MIAMI — U.S. Sen. Marco Rubio deflected questions Friday about the extremist past of a Republican canvasser who was heavily beaten and sent to the hospital, as questions remain about whether the attack was politically motivated.
“I think it’s shameful that you’re focused on the victim and not the aggressor,” Rubio said, after a reporter asked how he felt that a person once involved with white supremacist groups was representing his campaign. “Do you know anything about the attacker? Do you have any questions about the attackers who are career criminals?”
Christopher Monzon, a canvasser with the Republican Party of Florida, was attacked Sunday evening after two men confronted him as he passed out fliers in Hialeah, south of Amelia Earhart Park. Monzon told police that both alleged attackers — Javier Jesus Lopez and Jonathan Alexander Casanova — punched, kicked and slammed him on the pavement, as one of them directed his German shepherds to attack him.
Monzon told police that Casanova told him he “could not pass through because he was a Republican and his dogs were ready to attack,” according to Casanova’s arrest affidavit. Monzon told investigators he walked onto the street to avoid them, and that Casanova told him, “He was not allowed to walk around his neighborhood and if he continued to do so he would shoot him,” the affidavit claims. Monzon replied that he was on public property and could be in the area.
The episode received widespread media attention after Rubio claimed Monday morning that the attack was politically motivated. It has since surfaced that the victim, Monzon, was once a member of the Florida chapter of the League of the South, a white supremacist organization labeled a hate group by the Southern Poverty Law Center. He is also the vice president of the Miami Springs Republican Club.
Monzon, who once ran for Hialeah City Council, has been quoted in several media reports in the years since saying he renounced his extremist lifestyle.
The mother of Lopez, who is accused of aggravated assault, rejected the idea that the attack was incited by political differences, telling the Miami Herald this week that her son has no strong political beliefs and has never even voted.
Meanwhile, Rubio railed on the media coverage of the incident Friday, saying Monzon was receiving unfair treatment because he’s a conservative. The Herald was not invited to the press conference — the campaign said only TV media was invited to attend.

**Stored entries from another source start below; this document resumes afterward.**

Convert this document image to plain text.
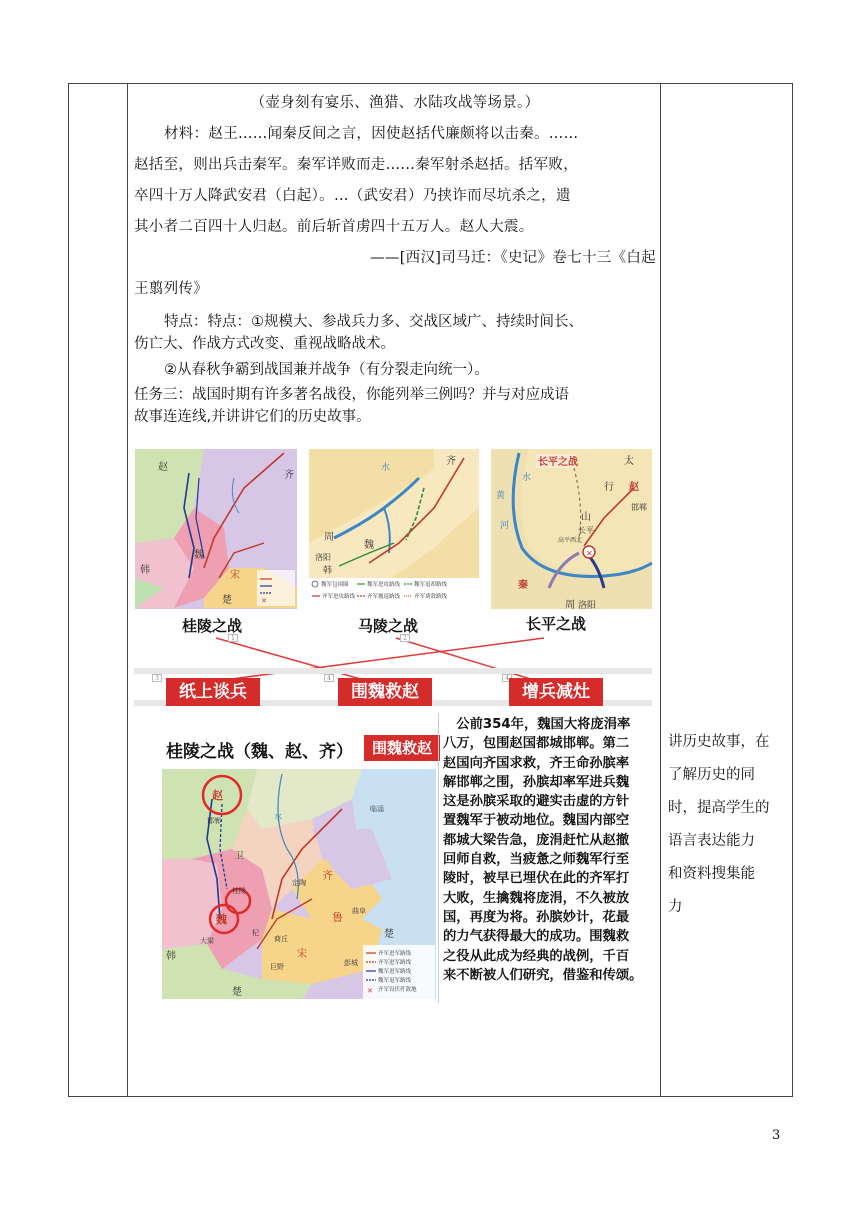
（壶身刻有宴乐、渔猎、水陆攻战等场景。）
材料：赵王……闻秦反间之言，因使赵括代廉颇将以击秦。……
赵括至，则出兵击秦军。秦军详败而走……秦军射杀赵括。括军败，
卒四十万人降武安君（白起）。…（武安君）乃挟诈而尽坑杀之，遗
其小者二百四十人归赵。前后斩首虏四十五万人。赵人大震。
——[西汉]司马迁：《史记》卷七十三《白起
王翦列传》
特点：特点：①规模大、参战兵力多、交战区域广、持续时间长、
伤亡大、作战方式改变、重视战略战术。
②从春秋争霸到战国兼并战争（有分裂走向统一）。
任务三：战国时期有许多著名战役，你能列举三例吗？并与对应成语
故事连连线,并讲讲它们的历史故事。
赵
齐
韩
魏
宋
楚	✕
齐
周
魏
洛阳
韩
水
魏军包围圈	魏军进攻路线	魏军退却路线
齐军进攻路线 齐军撤退路线	齐军诱敌路线
✕
长平之战	太
行 赵
邯郸
山
长平
高平西北
秦
周 洛阳
黄
河
水
1	2
桂陵之战	马陵之战	长平之战
3	4	4
纸上谈兵	围魏救赵	增兵减灶
桂陵之战（魏、赵、齐）	围魏救赵
赵
邯郸
卫
魏
桂陵
大梁
定陶
齐
鲁
宋
商丘
韩
楚
楚
临淄
曲阜
彭城
巨野
杞
水
齐军进军路线
齐军进军路线
魏军进军路线
魏军退军路线
✕ 齐军设伏歼敌地
　公前354年，魏国大将庞涓率
八万，包围赵国都城邯郸。第二
赵国向齐国求救，齐王命孙膑率
解邯郸之围，孙膑却率军进兵魏
这是孙膑采取的避实击虚的方针
置魏军于被动地位。魏国内部空
都城大梁告急，庞涓赶忙从赵撤
回师自救，当疲惫之师魏军行至
陵时，被早已埋伏在此的齐军打
大败，生擒魏将庞涓，不久被放
国，再度为将。孙膑妙计，花最
的力气获得最大的成功。围魏救
之役从此成为经典的战例，千百
来不断被人们研究，借鉴和传颂。
讲历史故事，在
了解历史的同
时，提高学生的
语言表达能力
和资料搜集能
力
3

“He was the victim of a crime. By the way, I think he’s rejected all those things and that’s what we want people that have those views to do, to change their minds and reject them and walk away from them. But he was the victim of a felony so how many stories have you done on the criminals that attacked him?” Rubio said during the heated exchange.
Rubio added he didn’t “know what this young man did in his past,” while also acknowledging he has rejected his past extremist views.
“It’s shameful what’s happened in media and how it’s OK to shame and attack a victim when the victim is a conservative. It’s disgusting, it’s grotesque,” he added.
He also alluded to U.S. House Speaker Nancy Pelosi’s husband Paul Pelosi, who was attacked Thursday night in a home invasion with a hammer by an attacker who authorities said was shouting, “Where is Nancy?” While he condemned the attack, Rubio appeared to say the attention on Monzon’s past would be like choosing to focus on Paul Pelosi’s DUI arrest back in August.
“We don’t know the motive, but he was attacked in his home. If it was politically motivated, it’s a crime and I condemn it. If it wasn’t politically motivated, it’s a crime and I condemn it,” he said. “He just recently was arrested. I’m not bringing that up. Does he deserve to be beaten in his home because he has a previous arrest a few months ago? No, he doesn’t.”